Commentary by Levi Russell originally published by RealClearEnergy and RealClearWire
Despite Biden’s attempts to “end fossil fuel” some basic economic analysis indicates his efforts are not in line with what the public wants. If you think back to your Econ 101 class, you’ll probably remember something called revealed preference.
This basic insight of economics says that people’s actions in a market place are a much better indicator of what is going on in their heads than asking them in a poll. Someone might tell you they like Biden’s attempts to kill off reliable, inexpensive energy, but when the rubber meets the road, their purchasing decisions say otherwise.

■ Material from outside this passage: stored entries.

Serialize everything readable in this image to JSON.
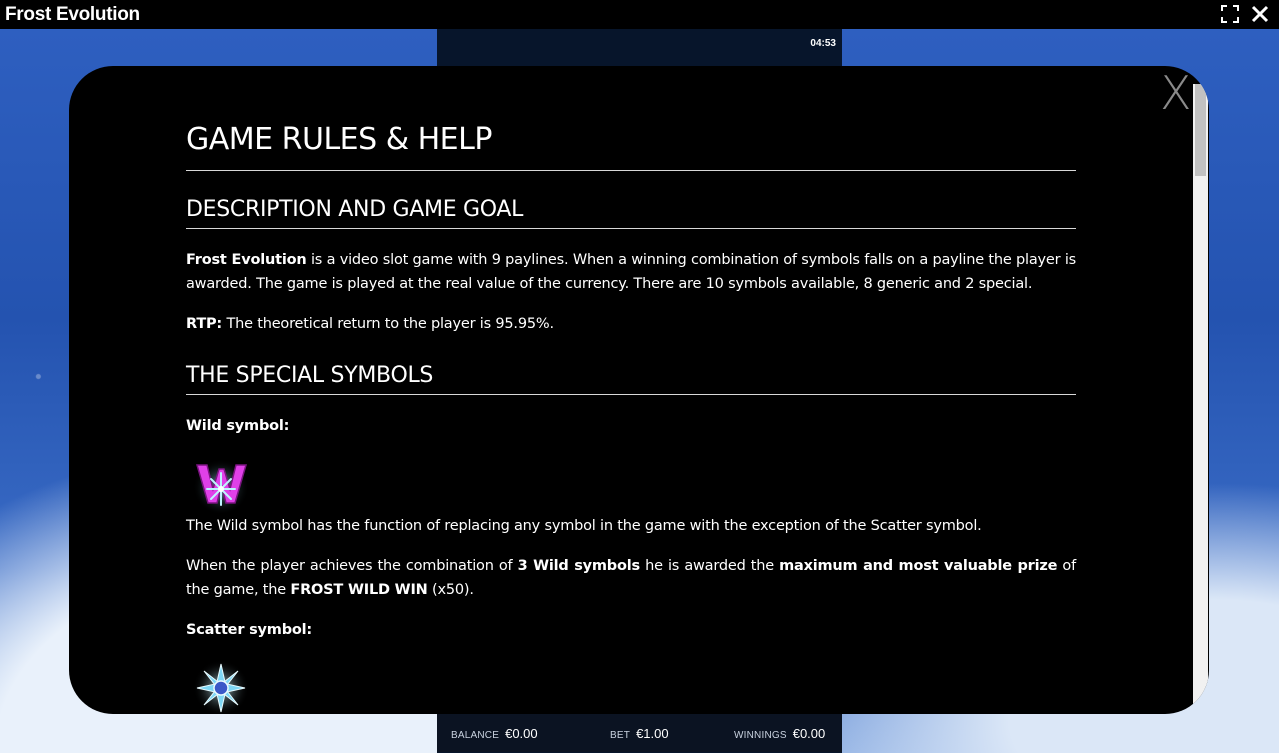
{
  "app": {
    "title": "Frost Evolution"
  },
  "game": {
    "timer": "04:53"
  },
  "bottom_bar": {
    "balance_label": "BALANCE",
    "balance_value": "€0.00",
    "bet_label": "BET",
    "bet_value": "€1.00",
    "winnings_label": "WINNINGS",
    "winnings_value": "€0.00"
  },
  "modal": {
    "close_label": "X",
    "title": "GAME RULES & HELP",
    "section1": {
      "heading": "DESCRIPTION AND GAME GOAL",
      "p1_bold": "Frost Evolution",
      "p1_rest": " is a video slot game with 9 paylines. When a winning combination of symbols falls on a payline the player is awarded. The game is played at the real value of the currency. There are 10 symbols available, 8 generic and 2 special.",
      "rtp_label": "RTP:",
      "rtp_text": " The theoretical return to the player is 95.95%."
    },
    "section2": {
      "heading": "THE SPECIAL SYMBOLS",
      "wild_title": "Wild symbol:",
      "wild_desc": "The Wild symbol has the function of replacing any symbol in the game with the exception of the Scatter symbol.",
      "wild_p2_a": "When the player achieves the combination of ",
      "wild_p2_b": "3 Wild symbols",
      "wild_p2_c": " he is awarded the ",
      "wild_p2_d": "maximum and most valuable prize",
      "wild_p2_e": " of the game, the ",
      "wild_p2_f": "FROST WILD WIN",
      "wild_p2_g": " (x50).",
      "scatter_title": "Scatter symbol:"
    }
  }
}
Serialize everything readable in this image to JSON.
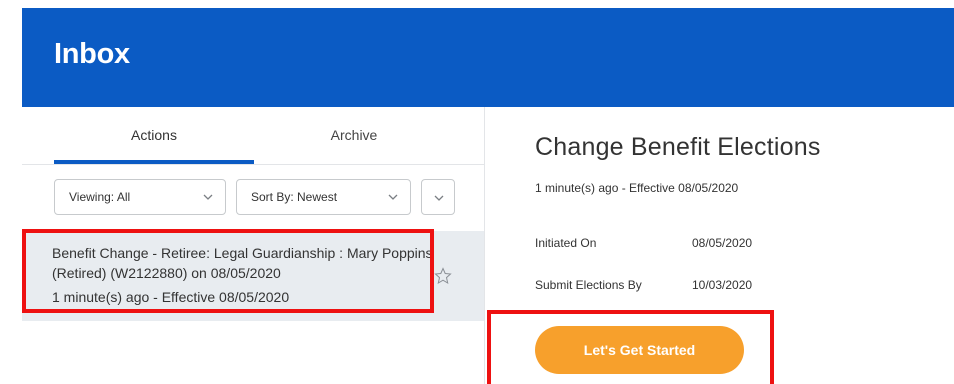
{
  "header": {
    "title": "Inbox"
  },
  "tabs": [
    {
      "label": "Actions",
      "active": true
    },
    {
      "label": "Archive",
      "active": false
    }
  ],
  "filters": {
    "viewing": "Viewing: All",
    "sort": "Sort By: Newest"
  },
  "inbox_items": [
    {
      "title": "Benefit Change - Retiree: Legal Guardianship : Mary Poppins (Retired) (W2122880) on 08/05/2020",
      "meta": "1 minute(s) ago - Effective 08/05/2020",
      "starred": false
    }
  ],
  "detail": {
    "title": "Change Benefit Elections",
    "meta": "1 minute(s) ago - Effective 08/05/2020",
    "fields": [
      {
        "label": "Initiated On",
        "value": "08/05/2020"
      },
      {
        "label": "Submit Elections By",
        "value": "10/03/2020"
      }
    ],
    "cta_label": "Let's Get Started"
  },
  "icons": {
    "chevron": "chevron-down-icon",
    "star": "star-icon"
  },
  "colors": {
    "header_bg": "#0b5bc4",
    "tab_underline": "#0b5bc4",
    "cta_bg": "#f7a02c",
    "highlight": "#ee1111",
    "selected_row_bg": "#e8ecf0"
  }
}
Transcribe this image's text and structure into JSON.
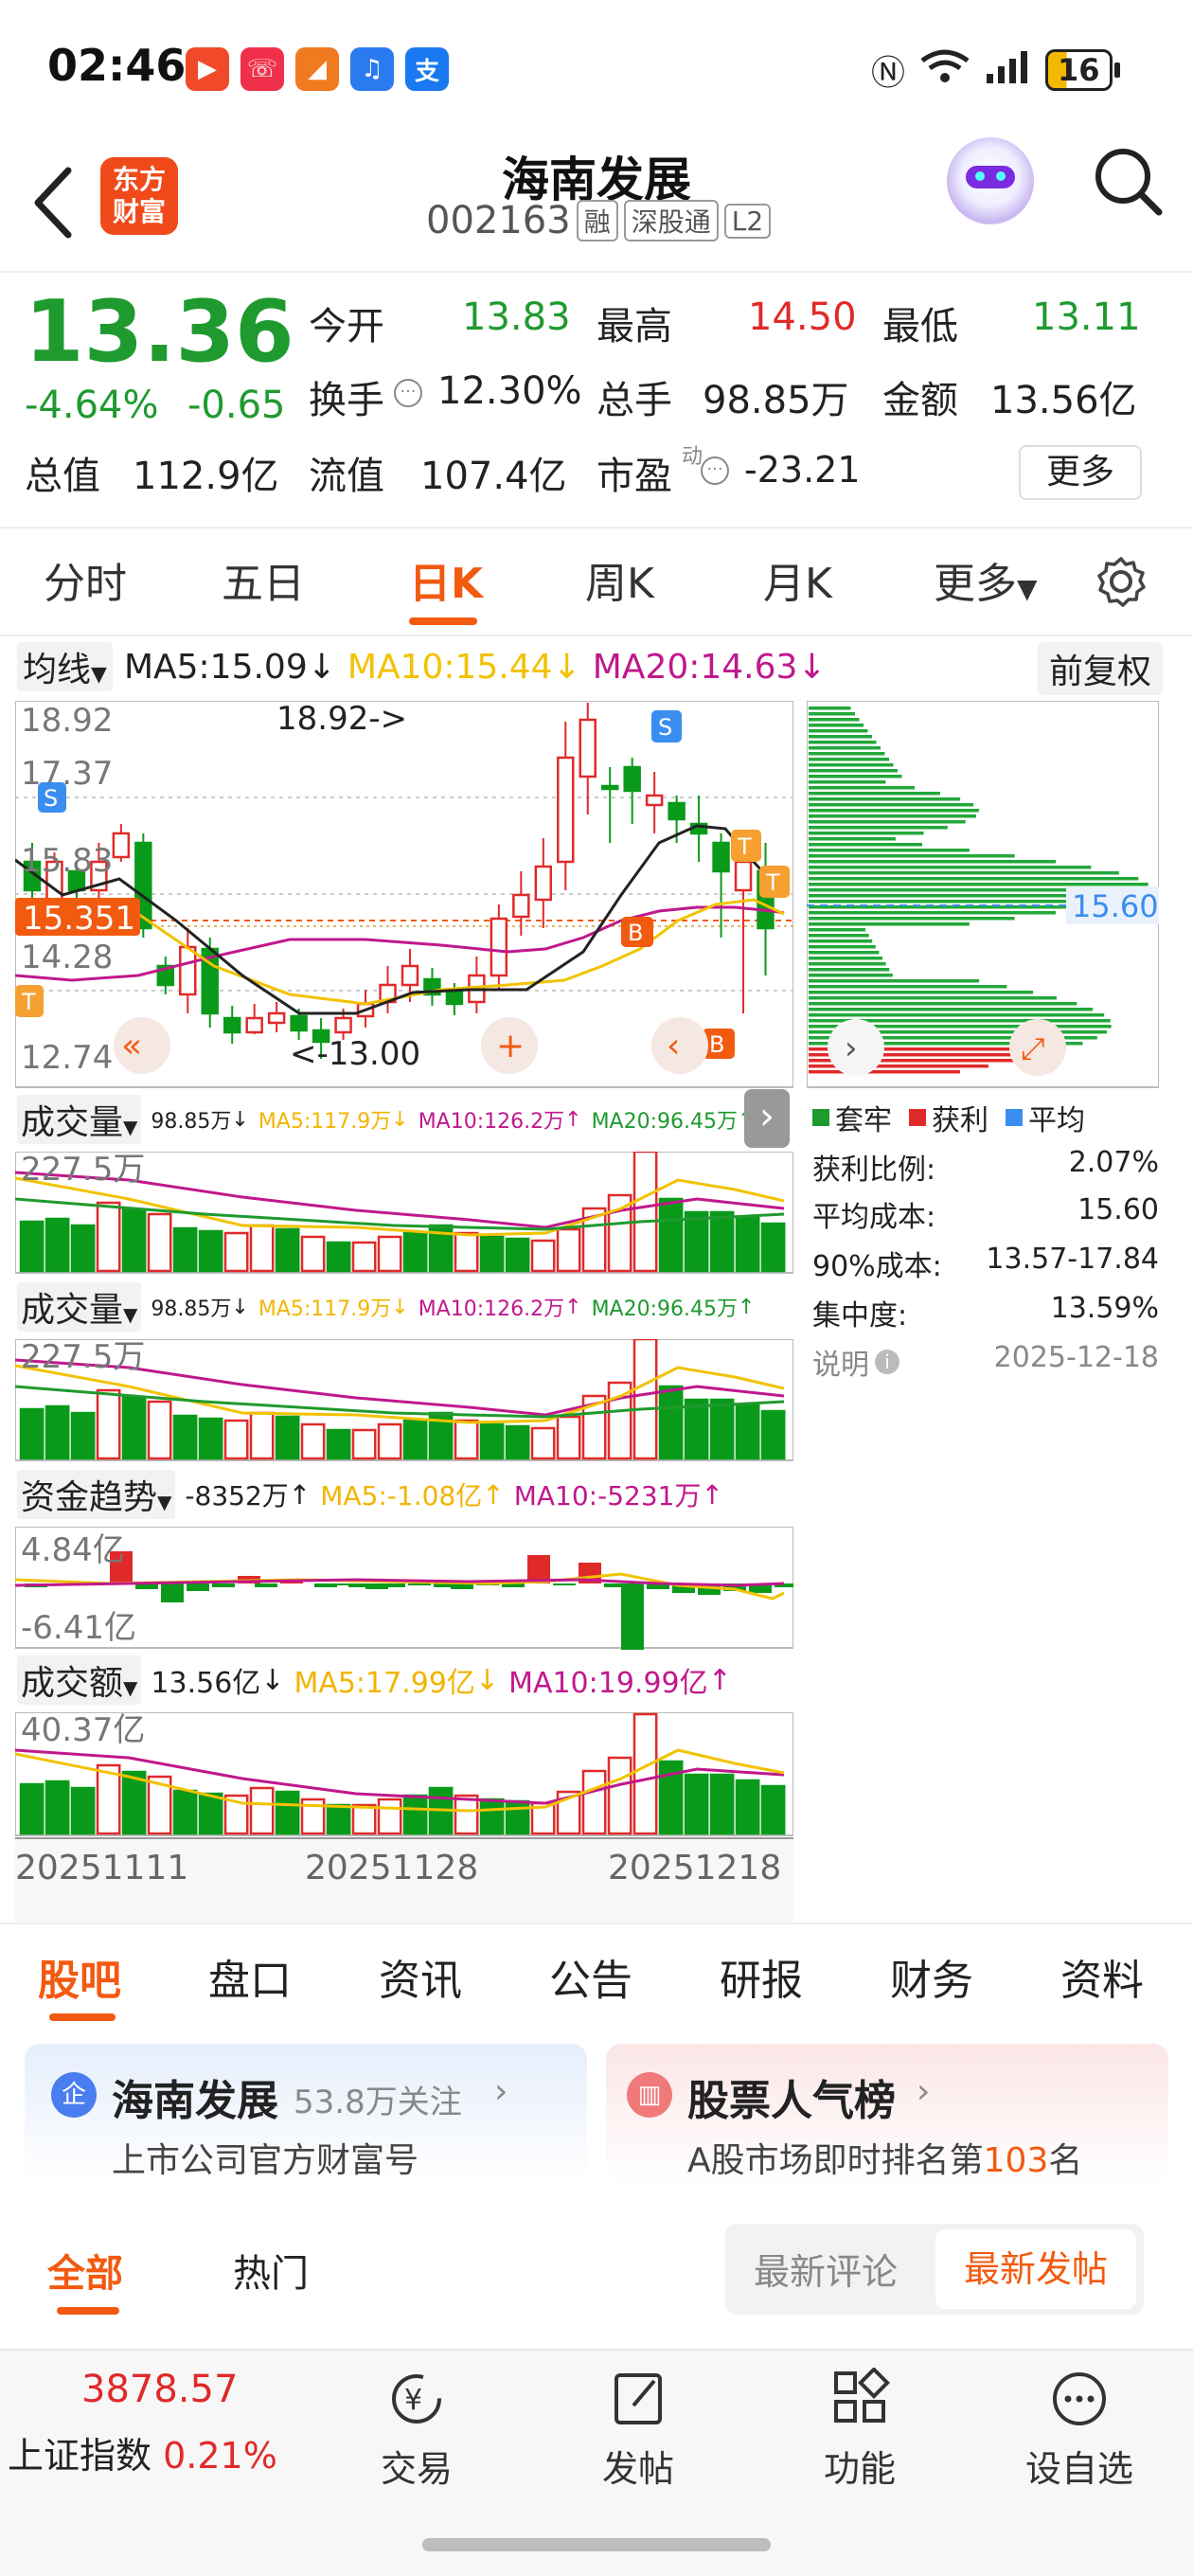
{
  "status_bar": {
    "time": "02:46",
    "battery": "16"
  },
  "header": {
    "title": "海南发展",
    "code": "002163",
    "chips": [
      "融",
      "深股通",
      "L2"
    ],
    "logo_text": [
      "东方",
      "财富"
    ]
  },
  "quote": {
    "price": "13.36",
    "change_pct": "-4.64%",
    "change": "-0.65",
    "open_label": "今开",
    "open": "13.83",
    "high_label": "最高",
    "high": "14.50",
    "low_label": "最低",
    "low": "13.11",
    "turnover_label": "换手",
    "turnover": "12.30%",
    "volume_label": "总手",
    "volume": "98.85万",
    "amount_label": "金额",
    "amount": "13.56亿",
    "mktcap_label": "总值",
    "mktcap": "112.9亿",
    "float_label": "流值",
    "float": "107.4亿",
    "pe_label": "市盈",
    "pe_sup": "动",
    "pe": "-23.21",
    "more_button": "更多"
  },
  "period_tabs": [
    "分时",
    "五日",
    "日K",
    "周K",
    "月K",
    "更多"
  ],
  "active_period": "日K",
  "ma_bar": {
    "selector": "均线",
    "ma5": "MA5:15.09",
    "ma10": "MA10:15.44",
    "ma20": "MA20:14.63",
    "adjust": "前复权"
  },
  "kline": {
    "y_labels": [
      "18.92",
      "17.37",
      "15.83",
      "14.28",
      "12.74"
    ],
    "cross_price": "15.351",
    "high_annot": "18.92->",
    "low_annot": "<-13.00",
    "colors": {
      "up": "#e02a2a",
      "down": "#0a9a1a",
      "ma5": "#222222",
      "ma10": "#f2c200",
      "ma20": "#c0188c"
    }
  },
  "chip_dist": {
    "avg_label": "15.60"
  },
  "vol_panel_1": {
    "selector": "成交量",
    "value": "98.85万",
    "ma5": "MA5:117.9万",
    "ma10": "MA10:126.2万",
    "ma20": "MA20:96.45万",
    "top": "227.5万"
  },
  "vol_panel_2": {
    "selector": "成交量",
    "value": "98.85万",
    "ma5": "MA5:117.9万",
    "ma10": "MA10:126.2万",
    "ma20": "MA20:96.45万",
    "top": "227.5万"
  },
  "fund_panel": {
    "selector": "资金趋势",
    "value": "-8352万",
    "ma5": "MA5:-1.08亿",
    "ma10": "MA10:-5231万",
    "top": "4.84亿",
    "bottom": "-6.41亿"
  },
  "amount_panel": {
    "selector": "成交额",
    "value": "13.56亿",
    "ma5": "MA5:17.99亿",
    "ma10": "MA10:19.99亿",
    "top": "40.37亿"
  },
  "dates": [
    "20251111",
    "20251128",
    "20251218"
  ],
  "chip_legend": {
    "trapped": "套牢",
    "profit": "获利",
    "avg": "平均"
  },
  "chip_stats": [
    {
      "label": "获利比例:",
      "value": "2.07%"
    },
    {
      "label": "平均成本:",
      "value": "15.60"
    },
    {
      "label": "90%成本:",
      "value": "13.57-17.84"
    },
    {
      "label": "集中度:",
      "value": "13.59%"
    }
  ],
  "chip_note": {
    "label": "说明",
    "date": "2025-12-18"
  },
  "bottom_tabs": [
    "股吧",
    "盘口",
    "资讯",
    "公告",
    "研报",
    "财务",
    "资料"
  ],
  "cards": {
    "left_title": "海南发展",
    "left_follow": "53.8万关注",
    "left_sub": "上市公司官方财富号",
    "left_badge": "企",
    "right_title": "股票人气榜",
    "right_sub_pre": "A股市场即时排名第",
    "right_rank": "103",
    "right_sub_post": "名"
  },
  "feed_tabs": {
    "all": "全部",
    "hot": "热门",
    "latest_comment": "最新评论",
    "latest_post": "最新发帖"
  },
  "index": {
    "value": "3878.57",
    "name": "上证指数",
    "pct": "0.21%"
  },
  "nav": [
    "交易",
    "发帖",
    "功能",
    "设自选"
  ]
}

This isn’t to say that the Biden administration hasn’t tried and, in many ways, been successful at impoverishing Americans via stupid energy policy. Shutting down refineries, killing pipeline and drilling projects, draining the SPR, and other efforts have dramatically affected the supply side of the industry.
Americans have certainly felt the pain Biden’s administration has imposed on us. Gasoline prices generally follow a seasonal pattern, so the recent drop in prices this winter has to be put into context. The average price of gasoline nationwide in the second week of January in 2022, 2023, and 2024 was $3.209 per gallon. In the same week of January from 2017 to 2020, the average was only $2.432 per gallon. That’s an increase of nearly 32% between the two time periods!
If you follow energy markets, you might be aware that gasoline consumption dropped significantly during the lockdowns of 2020, and that it hasn’t rebounded back up to the 2019 high since then. This, some say, is an indication that fossil fuels are on their way out. They say we’ve reached peak consumption and it will dramatically fall off in just a few years. While oil market experts are putting the lie to this net-zero pipe dream, there’s another simple tool of economics we can apply to better understand the situation.
Thinking back to Econ 101 again, you might remember some of the basic math you did in class. Specifically, the price elasticity of demand is a simple but powerful tool to show in one number how important a good or service is to consumers. To compute this, we can use the data sources I’ve already referred to.
Comparing 2019 to 2023, we’ve seen a 35.1% increase in gasoline prices and a 5.66% reduction in gasoline usage over that time frame. Dividing the latter by the former gives us the price elasticity of demand for gasoline: -0.42. The negative sign is an indication that this is a demand curve: higher prices mean lower consumption.
Again recalling Econ 101, you might remember classifying the ranges of this statistic. A price elasticity of demand greater in magnitude than -1 indicates “elastic demand” meaning that a given increase in price leads to a relatively large reduction in consumption. Inelastic demand is when the magnitude is less than 1; a given increase in the price leads to a small reduction in consumption.
As price elasticities go, -0.42 is very small, basically insignificant. A price elasticity of demand that low is indicative of a necessity, not something you’re planning to move away from in the next five years. Even with a lockdown that upset the entire world economy, gasoline demand is rock solid. So much so that a policy-induced 35% increase in prices has led to a mere 5% reduction in use. The question for 2024 is, will Americans continue to let the Biden administration choke off our supply of this civilization-supporting fuel?
Levi Russell is an associate teaching professor at the University of Kansas School of Business.